We were also shown a full trailer for Mary Poppins Returns. Intriguingly, the trailer's almost completely devoid of dialogue (until the very end, when a few lines get exchanged), but the trailer itself was filled with intriguing imagery (Poppins appears to be summoned through a thundercloud via....kite?), elaborate choreography, and even some hand-drawn animation. If we're being honest, I have long questioned the need for another Mary Poppins movie, but I'll admit to being very impressed by the footage on display here. I'm suddenly looking forward to a Mary Poppins sequel, which is not something I expected to be reporting to you today. And yet, here we are.
Elsewhere in the presentation, we were shown an absolutely hysterical clip from Wreck-It Ralph 2: Ralph Breaks The Internet (the scene, which is best not described in full to maintain the surprise, involved all of the Disney princesses and a whole lotta roasting), behind the scenes footage from Guy Ritchie's live-action Aladdin (which included our first look at Will Smith's Genie, who appeared to have ... well, let's call it "an unfortunate hairdo", though it was clear he'd be alternating looks throughout the film), and - last but not least- the first footage from Tim Burton's Dumbo.
What can I tell you about Dumbo? We were shown a photo of Dumbo himself, which looked about how you'd expect a live-action version of Dumbo to look, along with a sizzle reel/behind-the-scenes clip showcasing footage that was definitely not immediately recognizable as the work of Tim Burton. This appears to be Burton in Big Fish mode, reigned in and aiming for awards consideration.
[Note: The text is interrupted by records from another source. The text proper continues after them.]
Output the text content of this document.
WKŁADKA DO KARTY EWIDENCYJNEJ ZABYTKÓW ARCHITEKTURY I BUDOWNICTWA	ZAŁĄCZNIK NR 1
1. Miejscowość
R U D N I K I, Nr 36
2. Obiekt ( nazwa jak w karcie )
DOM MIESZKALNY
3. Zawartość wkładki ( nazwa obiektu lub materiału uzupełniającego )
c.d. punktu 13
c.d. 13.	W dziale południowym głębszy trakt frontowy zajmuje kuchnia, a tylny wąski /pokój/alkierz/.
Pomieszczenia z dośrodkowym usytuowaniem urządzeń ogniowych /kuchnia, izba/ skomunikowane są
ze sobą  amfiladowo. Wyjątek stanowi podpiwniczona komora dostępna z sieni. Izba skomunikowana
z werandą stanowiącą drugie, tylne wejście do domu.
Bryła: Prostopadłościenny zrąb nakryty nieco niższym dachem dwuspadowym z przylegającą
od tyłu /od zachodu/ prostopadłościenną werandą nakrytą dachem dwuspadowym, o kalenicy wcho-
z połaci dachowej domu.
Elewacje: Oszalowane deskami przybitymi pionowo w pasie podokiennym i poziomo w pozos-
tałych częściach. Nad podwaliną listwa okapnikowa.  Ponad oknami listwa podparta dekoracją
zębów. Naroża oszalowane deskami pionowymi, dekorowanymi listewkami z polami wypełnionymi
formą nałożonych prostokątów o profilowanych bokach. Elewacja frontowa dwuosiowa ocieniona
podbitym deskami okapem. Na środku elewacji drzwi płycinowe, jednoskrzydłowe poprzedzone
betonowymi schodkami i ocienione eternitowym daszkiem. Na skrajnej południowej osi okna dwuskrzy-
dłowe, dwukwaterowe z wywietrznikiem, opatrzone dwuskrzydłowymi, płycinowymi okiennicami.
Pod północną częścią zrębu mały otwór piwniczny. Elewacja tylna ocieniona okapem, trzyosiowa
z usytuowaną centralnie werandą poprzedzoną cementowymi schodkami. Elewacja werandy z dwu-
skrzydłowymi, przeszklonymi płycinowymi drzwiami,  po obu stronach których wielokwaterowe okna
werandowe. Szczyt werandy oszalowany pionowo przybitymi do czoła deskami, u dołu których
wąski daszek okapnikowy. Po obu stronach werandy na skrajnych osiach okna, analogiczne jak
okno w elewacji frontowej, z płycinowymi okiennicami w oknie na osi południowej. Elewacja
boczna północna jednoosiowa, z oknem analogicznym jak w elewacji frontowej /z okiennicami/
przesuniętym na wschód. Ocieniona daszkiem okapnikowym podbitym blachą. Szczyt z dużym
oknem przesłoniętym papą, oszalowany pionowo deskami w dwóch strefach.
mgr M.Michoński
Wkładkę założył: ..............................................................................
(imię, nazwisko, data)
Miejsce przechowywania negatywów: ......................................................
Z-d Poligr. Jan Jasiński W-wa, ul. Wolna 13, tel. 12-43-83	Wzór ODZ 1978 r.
I got a The Greatest Showman vibe from some of what we saw, but that probably has a lot to do with the fact that a) much of the footage was circus-based and b) I'm still getting over the trauma of having seen The Greatest Showman.
Last but certainly not least, we were shown a work-in-progress scene from Jon Favreau's live-action/CGI remake of The Lion King. If you're guessing it was the "Circle of Life" scene, you're dead-on, and lemme tell ya: this footage was jaw-dropping. Though all the animals have clearly been brought to life via CGI, they seemed borderline photorealistic to my eyes, perhaps even moreso than the effects that brought Favreau's The Jungle Book to life. I looked at this footage and I thought to myself, "This movie is going to easily make one billion dollars", and I'm willing to stand by that bet.